The pensions payable to officers who retired while the supercut was in force were based on the lower salaries. Under Sections 3 and 4 of the Pensions (Increase) Act, 1956, these pensioners were given either a revision of pension to restore the supercut reduction or the appropriate percentage increase under the Act, whichever was the more favourable. Following representations from the pensioners concerned, these provisions are now being amended by Section 2 of the present Bill to restore the supercut reduction in all cases and to allow the appropriate percentage increases under the 1956 Act and this Bill. The effect of this will be to bring the basis of these pensions into line with the pensions of other ranks of the Civil Service whose pensions were based on salaries in which the cost-of-living bonus element was not subject to reduction.

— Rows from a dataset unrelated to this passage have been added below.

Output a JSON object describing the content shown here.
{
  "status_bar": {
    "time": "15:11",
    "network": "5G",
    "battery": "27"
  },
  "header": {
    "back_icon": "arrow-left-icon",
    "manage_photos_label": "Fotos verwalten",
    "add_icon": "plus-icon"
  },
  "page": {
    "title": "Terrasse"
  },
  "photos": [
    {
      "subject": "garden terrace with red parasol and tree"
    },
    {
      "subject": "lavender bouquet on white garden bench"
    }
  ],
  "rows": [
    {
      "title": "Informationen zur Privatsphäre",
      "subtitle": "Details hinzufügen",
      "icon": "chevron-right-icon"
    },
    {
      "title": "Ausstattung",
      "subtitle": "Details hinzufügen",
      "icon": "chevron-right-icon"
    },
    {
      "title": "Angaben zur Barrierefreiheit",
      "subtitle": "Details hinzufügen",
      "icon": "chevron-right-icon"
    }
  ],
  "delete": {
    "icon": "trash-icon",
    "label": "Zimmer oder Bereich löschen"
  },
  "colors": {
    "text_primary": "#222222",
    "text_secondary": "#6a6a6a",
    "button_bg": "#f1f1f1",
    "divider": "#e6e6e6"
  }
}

Sections 3, 4 and 7 of the Bill authorise the appropriate increases in the pensions payable from the Exchequer. Sections 5 and 6 empower local authorities and harbour authorities to grant increases in the pensions payable by them which are specified in Part III and Part IV of the Schedule. The increases will be subject to the approval of the Minister for Local Government or the Minister for Health in the case of local authority pensions and to the approval of the Minister for Transport and Power in the case of harbour authority pensions. The increases allowed will be similar in amount and will be generally subject to the conditions and limitations governing increases in Exchequer pensions.
Section 8 of the Bill provides the commencing date of increases, which will be the 1st August, 1959, or the date of commencement of pension if later.
Various consequential provisions will be found in Section 10 which provides, in particular, for the application to the pension, as increased, of the statutory provisions as to payment, etc., applicable to the original pension. It also provides that any increase in the Bill shall not be assessed as means for the purpose of an old age pension or a widow's non-contributory pension.
The cost to the Exchequer of the increases provided under this Bill is estimated at over £70,000 in a full year, including Exchequer payments to local authorities to cover part of the increase payable by them. In the current year the cost will be over £38,000. The balance of the £72,000 voted by this House in July last will be required for increases in Army and Military Service Pensions which will be covered in separate legislation. Including the increases in these pensions, the total cost to the Exchequer of the 1959 pensions increases is estimated at almost £130,000 in a full year.
I recommend this Bill to the House for its approval.